For some reason offices seem to be a breeding ground for weight loss talk and the encouragement of others to restrict what they’re eating. As someone who actively avoids diet culture this can sometimes feel awkward or upsetting. I wanted to let you know – it can be survived!
You Don’t Have To Lose Weight
One of the biggest things you need to remember is that you do not NEED to lose weight. What people do with their own bodies is their own business and the same goes for you. Just because groups of people around you are choosing to change their body that doesn’t mean you have to.

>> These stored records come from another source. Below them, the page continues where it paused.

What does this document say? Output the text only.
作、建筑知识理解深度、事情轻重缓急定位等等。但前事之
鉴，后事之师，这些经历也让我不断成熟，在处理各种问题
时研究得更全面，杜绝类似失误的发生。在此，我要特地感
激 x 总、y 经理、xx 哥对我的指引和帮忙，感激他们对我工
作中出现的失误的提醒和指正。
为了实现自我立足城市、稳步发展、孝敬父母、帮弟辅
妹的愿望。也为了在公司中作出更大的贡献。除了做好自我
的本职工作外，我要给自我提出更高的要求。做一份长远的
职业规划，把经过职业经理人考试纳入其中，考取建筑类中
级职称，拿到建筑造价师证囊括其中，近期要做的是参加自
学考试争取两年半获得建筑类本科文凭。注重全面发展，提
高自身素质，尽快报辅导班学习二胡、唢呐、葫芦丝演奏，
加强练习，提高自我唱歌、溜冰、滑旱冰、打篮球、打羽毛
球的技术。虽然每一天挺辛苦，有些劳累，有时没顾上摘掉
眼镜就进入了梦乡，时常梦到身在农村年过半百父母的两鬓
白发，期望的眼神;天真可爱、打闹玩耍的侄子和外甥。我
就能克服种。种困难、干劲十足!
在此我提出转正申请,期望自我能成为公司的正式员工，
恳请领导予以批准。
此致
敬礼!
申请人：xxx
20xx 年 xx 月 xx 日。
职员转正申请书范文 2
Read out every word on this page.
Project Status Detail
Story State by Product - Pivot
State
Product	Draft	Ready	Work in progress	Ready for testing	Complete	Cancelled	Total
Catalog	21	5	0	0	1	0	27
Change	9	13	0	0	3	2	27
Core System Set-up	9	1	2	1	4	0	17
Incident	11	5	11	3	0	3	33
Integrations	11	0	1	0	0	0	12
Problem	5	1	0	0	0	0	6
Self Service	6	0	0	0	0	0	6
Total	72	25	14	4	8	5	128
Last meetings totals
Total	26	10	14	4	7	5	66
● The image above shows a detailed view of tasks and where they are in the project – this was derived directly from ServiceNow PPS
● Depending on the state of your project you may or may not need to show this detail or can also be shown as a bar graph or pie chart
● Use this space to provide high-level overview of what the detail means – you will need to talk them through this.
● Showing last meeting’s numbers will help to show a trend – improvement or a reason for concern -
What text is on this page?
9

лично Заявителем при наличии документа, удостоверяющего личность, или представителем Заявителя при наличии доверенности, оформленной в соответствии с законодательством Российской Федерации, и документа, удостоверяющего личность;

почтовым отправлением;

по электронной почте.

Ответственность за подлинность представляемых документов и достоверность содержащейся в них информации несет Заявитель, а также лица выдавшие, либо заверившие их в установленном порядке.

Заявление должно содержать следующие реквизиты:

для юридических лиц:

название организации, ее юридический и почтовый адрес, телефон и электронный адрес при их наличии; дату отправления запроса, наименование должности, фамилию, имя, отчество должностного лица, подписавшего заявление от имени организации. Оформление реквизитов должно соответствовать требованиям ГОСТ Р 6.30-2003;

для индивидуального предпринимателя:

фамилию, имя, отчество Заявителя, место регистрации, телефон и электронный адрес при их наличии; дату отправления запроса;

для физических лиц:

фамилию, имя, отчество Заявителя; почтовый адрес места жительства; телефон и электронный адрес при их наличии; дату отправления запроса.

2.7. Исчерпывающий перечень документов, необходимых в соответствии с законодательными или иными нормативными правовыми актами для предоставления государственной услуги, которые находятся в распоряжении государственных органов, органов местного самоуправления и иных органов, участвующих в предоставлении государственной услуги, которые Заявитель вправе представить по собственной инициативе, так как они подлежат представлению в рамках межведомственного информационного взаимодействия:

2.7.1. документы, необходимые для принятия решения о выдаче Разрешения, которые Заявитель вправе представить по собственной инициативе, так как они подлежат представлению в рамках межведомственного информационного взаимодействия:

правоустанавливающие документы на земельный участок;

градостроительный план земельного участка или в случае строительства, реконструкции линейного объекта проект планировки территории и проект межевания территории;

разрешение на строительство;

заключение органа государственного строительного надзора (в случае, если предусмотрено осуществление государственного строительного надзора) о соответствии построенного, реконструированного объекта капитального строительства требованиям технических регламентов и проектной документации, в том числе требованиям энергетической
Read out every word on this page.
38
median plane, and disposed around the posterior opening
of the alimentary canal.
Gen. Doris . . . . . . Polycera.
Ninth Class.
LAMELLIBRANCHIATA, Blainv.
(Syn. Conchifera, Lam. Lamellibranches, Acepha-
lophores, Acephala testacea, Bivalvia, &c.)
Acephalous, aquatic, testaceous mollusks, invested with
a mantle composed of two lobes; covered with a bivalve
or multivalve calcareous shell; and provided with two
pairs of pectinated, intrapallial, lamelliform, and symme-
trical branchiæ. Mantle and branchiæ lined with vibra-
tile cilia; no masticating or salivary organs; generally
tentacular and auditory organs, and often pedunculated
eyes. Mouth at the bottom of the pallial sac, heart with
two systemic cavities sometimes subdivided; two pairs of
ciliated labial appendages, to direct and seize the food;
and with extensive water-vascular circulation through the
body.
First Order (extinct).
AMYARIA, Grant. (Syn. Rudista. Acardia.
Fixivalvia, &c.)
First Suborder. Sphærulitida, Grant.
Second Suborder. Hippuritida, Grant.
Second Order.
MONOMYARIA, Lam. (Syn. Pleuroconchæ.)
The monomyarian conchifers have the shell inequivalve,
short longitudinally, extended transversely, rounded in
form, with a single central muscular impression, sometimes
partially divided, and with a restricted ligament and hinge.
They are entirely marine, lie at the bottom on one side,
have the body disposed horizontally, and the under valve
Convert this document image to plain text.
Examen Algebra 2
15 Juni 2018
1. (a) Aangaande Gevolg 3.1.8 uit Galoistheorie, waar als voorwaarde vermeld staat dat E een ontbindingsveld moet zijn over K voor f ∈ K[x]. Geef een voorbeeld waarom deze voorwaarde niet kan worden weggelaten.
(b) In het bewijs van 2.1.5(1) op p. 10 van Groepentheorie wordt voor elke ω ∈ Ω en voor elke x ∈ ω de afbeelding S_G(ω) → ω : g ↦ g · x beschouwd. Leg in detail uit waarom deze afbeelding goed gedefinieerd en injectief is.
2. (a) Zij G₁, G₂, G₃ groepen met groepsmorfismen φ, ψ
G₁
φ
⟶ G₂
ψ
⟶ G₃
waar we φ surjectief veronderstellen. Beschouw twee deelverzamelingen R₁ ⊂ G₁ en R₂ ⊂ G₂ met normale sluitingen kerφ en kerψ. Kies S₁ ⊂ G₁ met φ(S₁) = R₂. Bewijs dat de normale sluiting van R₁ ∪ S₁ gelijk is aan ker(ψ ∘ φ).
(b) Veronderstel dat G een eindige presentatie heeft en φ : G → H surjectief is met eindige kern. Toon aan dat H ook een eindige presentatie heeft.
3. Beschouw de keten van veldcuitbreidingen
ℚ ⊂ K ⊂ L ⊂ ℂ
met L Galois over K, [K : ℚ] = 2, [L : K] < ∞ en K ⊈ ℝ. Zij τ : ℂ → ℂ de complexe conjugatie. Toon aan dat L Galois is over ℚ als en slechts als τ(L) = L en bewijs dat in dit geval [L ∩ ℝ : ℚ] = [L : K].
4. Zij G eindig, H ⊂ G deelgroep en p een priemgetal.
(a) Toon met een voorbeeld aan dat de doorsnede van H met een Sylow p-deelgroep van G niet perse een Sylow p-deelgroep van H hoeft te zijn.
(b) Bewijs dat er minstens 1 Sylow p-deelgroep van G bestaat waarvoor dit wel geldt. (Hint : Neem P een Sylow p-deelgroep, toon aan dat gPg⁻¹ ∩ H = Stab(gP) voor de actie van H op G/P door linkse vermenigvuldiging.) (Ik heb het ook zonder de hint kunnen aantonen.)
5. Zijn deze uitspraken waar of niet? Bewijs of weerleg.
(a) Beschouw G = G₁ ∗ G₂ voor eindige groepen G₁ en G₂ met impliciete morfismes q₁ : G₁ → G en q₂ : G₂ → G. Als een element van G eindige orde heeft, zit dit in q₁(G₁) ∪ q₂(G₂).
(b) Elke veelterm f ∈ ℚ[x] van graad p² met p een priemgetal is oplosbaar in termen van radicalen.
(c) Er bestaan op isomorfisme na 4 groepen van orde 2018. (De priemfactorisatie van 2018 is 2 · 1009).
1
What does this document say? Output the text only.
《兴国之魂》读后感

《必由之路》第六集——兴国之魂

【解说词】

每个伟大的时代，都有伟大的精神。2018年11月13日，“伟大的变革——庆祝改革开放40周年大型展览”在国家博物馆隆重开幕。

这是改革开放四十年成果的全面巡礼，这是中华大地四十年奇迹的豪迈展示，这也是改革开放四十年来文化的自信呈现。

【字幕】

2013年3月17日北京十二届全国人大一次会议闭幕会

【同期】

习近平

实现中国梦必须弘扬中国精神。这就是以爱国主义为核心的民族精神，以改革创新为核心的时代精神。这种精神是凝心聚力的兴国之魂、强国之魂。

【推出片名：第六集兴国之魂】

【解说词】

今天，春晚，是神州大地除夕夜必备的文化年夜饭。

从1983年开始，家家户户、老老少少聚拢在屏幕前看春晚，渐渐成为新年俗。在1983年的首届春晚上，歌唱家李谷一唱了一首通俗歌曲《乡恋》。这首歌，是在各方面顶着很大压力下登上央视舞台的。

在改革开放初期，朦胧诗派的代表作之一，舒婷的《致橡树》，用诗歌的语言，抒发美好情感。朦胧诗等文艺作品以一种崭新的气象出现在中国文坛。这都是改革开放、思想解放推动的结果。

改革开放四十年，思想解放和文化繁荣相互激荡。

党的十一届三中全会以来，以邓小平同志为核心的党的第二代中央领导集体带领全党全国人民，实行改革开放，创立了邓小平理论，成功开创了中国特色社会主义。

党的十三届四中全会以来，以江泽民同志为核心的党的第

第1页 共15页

Yes, if you want to be supportive of them that is fine, but never feel as though you are pressured to join in with their choices.
You Are The Only Person Who Lives In Your Body
This rule really does go for everyone – you are the only person who has to live in your body – so you get to chose what you do with it. Try to remember, that this goes for other people too! If someone wants to change their body, that is okay! If someone talks badly about their own body, this is simply their thoughts on their OWN body and not a reflection of how they feel about yours.
I know, sometimes hearing how fat and horrible someone else feels can make me wonder what they think of my body. This is especially hard as I am inevitably larger than they are. However, I have to remind myself that I don’t live in their body, and so I don’t know how they feel about it – and if they feel that way about their own body, I’m not really in a position to change their mind.
Say Your Piece, Or Don’t
It is really easy for me to say that you should tell people to shut up and that you don’t want to listen to it, but I know it’s easier said than done. I am lucky in that most people know I’m a plus size blogger, so realise that diet talk doesn’t interest me. I don’t get asked when I’ll be doing the same, or if I want to go to the gym etc. If you feel brave enough then usually a couple of times reiterating that you’re not interested in losing weight, or that you’re happy that they go to the gym but you have no interest in making your body smaller will ensure people know where you stand and will stop inviting you along. However, if you’re not ready for that level of confrontation that’s okay too – just simply decline their invites and they’ll soon get bored of asking you!
Counteract Diet Talk
Let’s be honest, diet talk is unavoidable so we’re always going to be in a position where we have to listen to this sometimes. So outside of work, I make sure that my media is as fat positive as possible. I have an Instagram full of body positive influences, a Twitter packed with fat bloggers and of course, places such as She Might Be where I can read some amazing content.
The truth is that we all have to find our own ways to survive and work out what gets us through. Just remember that your worth is NEVER based on the size of your body and that you are NEVER obligated to change the way you look. You are brilliant, amazing and valid just the way you are. Someone else changing their own body is no reflection on you – carry on being as fat and brilliant as you are. I know I will be!